From a management perspective, newcomer brands can establish unique competitive advantages through differentiation strategies—such as innovative products or targeted advertising—thereby building brand loyalty, reducing customer churn, and increasing customer lifetime value. When markets approach saturation, companies should pursue market segmentation to identify underserved niches and avoid excessive competition; dynamically adjust competitive strategies by exiting or entering markets promptly to maintain profit margins. For any enterprise, advertising is not the sole marketing strategy. Instead, a diversified approach to marketing should be employed to achieve long-term goals of brand building and market expansion. For instance, Xiaomi Corporation successfully achieved brand building and market expansion through social media engagement, fan economy, and “limited-quantity sales strategies.”
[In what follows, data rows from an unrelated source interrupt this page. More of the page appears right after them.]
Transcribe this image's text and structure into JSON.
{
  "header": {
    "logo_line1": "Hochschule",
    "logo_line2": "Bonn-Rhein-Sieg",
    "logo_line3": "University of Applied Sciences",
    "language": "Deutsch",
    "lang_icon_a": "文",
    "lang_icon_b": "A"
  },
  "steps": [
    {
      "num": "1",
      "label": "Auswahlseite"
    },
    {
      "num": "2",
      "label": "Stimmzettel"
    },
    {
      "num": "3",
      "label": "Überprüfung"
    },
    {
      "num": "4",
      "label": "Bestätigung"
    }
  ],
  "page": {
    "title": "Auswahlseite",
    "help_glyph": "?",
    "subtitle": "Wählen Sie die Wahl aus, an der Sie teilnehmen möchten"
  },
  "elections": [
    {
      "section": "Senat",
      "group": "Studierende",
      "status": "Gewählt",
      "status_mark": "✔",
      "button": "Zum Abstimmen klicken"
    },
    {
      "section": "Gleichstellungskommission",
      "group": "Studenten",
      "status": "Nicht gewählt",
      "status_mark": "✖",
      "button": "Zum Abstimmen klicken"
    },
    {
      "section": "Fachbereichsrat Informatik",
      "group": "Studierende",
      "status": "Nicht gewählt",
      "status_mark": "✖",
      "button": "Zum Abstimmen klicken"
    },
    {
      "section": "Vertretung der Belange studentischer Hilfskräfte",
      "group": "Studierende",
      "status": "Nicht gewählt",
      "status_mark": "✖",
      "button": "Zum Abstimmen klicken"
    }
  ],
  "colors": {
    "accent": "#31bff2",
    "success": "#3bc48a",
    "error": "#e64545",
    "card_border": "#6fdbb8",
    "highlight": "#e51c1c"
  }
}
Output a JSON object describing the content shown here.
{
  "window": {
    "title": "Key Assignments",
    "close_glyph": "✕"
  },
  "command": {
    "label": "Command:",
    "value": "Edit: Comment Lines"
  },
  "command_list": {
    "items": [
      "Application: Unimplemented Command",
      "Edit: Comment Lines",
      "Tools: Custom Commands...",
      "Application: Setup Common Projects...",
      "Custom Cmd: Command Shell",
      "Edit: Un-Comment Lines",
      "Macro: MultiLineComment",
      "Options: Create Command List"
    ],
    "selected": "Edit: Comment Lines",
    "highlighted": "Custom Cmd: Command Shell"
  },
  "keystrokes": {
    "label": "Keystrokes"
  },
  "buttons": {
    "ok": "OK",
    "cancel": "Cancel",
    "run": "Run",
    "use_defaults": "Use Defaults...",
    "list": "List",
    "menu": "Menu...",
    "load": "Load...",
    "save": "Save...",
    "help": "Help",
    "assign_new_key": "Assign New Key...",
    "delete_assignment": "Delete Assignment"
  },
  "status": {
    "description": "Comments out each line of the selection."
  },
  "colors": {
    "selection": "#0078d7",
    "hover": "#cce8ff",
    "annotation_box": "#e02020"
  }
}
In summary, enterprises should employ diversified marketing approaches through multifaceted efforts, including product innovation, cost optimization, brand marketing, and customer relationship management, to achieve long-term goals of brand building and market expansion. This not only helps maintain competitive advantages in fiercely contested markets but also enhances sustainable development capabilities.

7.2. Shortcomings

Although this paper analyzes the impact of e-commerce big data technology and random perturbations in ad placement on retailers of varying sizes under multiple advertising strategies, several limitations remain. On one hand, due to the complexity of the model, the BA model could only be analyzed through simulation, resulting in insufficient theoretical analysis. Objectively speaking, this approach may limit the model’s practical application scenarios. It is hoped that subsequent research will address these limitations. Additionally, this study assumes competitive relationships among retailers within the supply chain, neglecting potential alliances. It also focuses solely on two-tier supply chains (manufacturer–retailer) and single-channel operations, with relatively limited competitive tactics. Subsequent research should explore strategy optimization in scenarios involving three-tier supply chains and multi-channel competition.